This Chestnut and Mushroom Wellington recipe is a very special vegetarian main, served for Christmas dinner or Sunday lunch. The stuffing makes enough for 6 mushrooms, but 500g of puff pastry only makes four individually wrapped Wellingtons. We recently made the recipe for our Vegetarian Christmas cookery class and made stuffing sausage rolls with the left over cuts of pastry and stuffing. They were delicious and perfect would be perfect for a Boxing Day buffet. For gluten free use gluten free puff pastry or simply skip the pastry.

CHESTNUT AND MUSHROOM WELLINGTON

4 large portobella mushrooms
1 tbsp olive oil
1 tbsp balsamic vinegar
salt and pepper

CHESTNUT, SAGE AND ONION STUFFING
2 tbsp butter or olive oil
2 stalks celery, finely chopped
2 large onions, diced finely chopped
large handful fresh sage, stems removed and chopped
2 cloves garlic, finely chopped
2 tbsp sherry
200g peeled and cooked chestnuts, roughly chopped
100g breadcrumbs, porridge oats or barley flakes are fine too!
salt and pepper

500g block all butter puff pastry or (ready rolled and skip rolling instructions!)
egg or vegan milk for brushing

Heat oven to 200C/180C fan/gas 6. Remove the stalks from the mushrooms and set aside. Mix olive oil and balsamic vinegar together, season with salt and pepper. Baste mushrooms and place on baking tray. Roast for 5-8 minutes in the oven until juices are starting to release from the mushroom. Remove from the oven and place mushrooms, fill side down, on a kitchen towel to drain.

Heat pan over medium, add butter or olive oil (if using butter add a bit of oil, to prevent the butter from burning. Add chopped mushroom stems, celery and onions. Sauté for 5-8 minutes or until onions become translucent. If onions start to brown, lower heat. Add sage and garlic, sauté a couple of minutes. Add port and reduce down until liquid is mostly gone. 

In a bowl combine onion mixture, chestnuts and breadcrumbs. Season with salt and pepper and adjust seasoning. Fill mushrooms with stuffing.

On a lightly floured surface, roll the pastry out to the thickness of a £1 coin or large enough to cut out 8 circles. Using a saucer and a larger-size plate, cut out 4 circles about 5cm wider than the mushrooms (for the bottoms) and 4 circles about 10cm wider (for the tops), re-rolling the trimmings if you need to.

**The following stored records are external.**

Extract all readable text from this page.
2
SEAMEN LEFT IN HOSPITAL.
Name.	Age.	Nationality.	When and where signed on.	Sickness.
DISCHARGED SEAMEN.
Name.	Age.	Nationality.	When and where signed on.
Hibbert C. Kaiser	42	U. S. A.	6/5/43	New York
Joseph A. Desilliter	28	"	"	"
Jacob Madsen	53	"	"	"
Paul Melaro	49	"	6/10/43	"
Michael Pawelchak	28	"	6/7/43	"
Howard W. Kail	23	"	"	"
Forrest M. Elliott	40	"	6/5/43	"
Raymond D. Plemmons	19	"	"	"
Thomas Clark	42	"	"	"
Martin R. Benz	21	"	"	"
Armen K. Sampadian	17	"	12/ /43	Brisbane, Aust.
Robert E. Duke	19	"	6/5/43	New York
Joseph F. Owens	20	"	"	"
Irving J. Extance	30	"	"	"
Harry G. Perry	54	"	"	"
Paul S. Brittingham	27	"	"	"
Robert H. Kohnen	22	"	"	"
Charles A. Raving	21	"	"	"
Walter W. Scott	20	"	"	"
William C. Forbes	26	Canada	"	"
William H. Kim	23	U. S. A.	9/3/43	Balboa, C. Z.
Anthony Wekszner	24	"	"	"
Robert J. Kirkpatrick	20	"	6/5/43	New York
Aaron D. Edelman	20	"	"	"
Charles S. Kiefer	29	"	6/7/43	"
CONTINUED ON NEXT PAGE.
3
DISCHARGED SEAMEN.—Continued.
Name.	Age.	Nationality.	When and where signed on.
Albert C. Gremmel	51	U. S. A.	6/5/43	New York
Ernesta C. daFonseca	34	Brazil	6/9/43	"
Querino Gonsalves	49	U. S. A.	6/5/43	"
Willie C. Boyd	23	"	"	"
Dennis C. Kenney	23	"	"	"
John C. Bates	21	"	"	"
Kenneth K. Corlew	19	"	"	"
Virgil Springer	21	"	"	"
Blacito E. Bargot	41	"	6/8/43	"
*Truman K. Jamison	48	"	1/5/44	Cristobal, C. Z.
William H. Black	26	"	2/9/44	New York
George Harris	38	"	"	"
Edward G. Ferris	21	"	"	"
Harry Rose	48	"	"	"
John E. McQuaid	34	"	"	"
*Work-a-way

Place the 4 smaller circles on a baking tray and place filled mushroom on top of the pastry, stuffing side down. Brush the border to each circle with egg or vegan milk, then gently stretch the larger circle over the mushroom, trying not to trap any air, then press the edges together with a fork. Trim the edges with a knife if you want, then brush each generously with egg or vegan milk. Bake for 30 minutes until golden, then leave to cool for a few minutes before serving.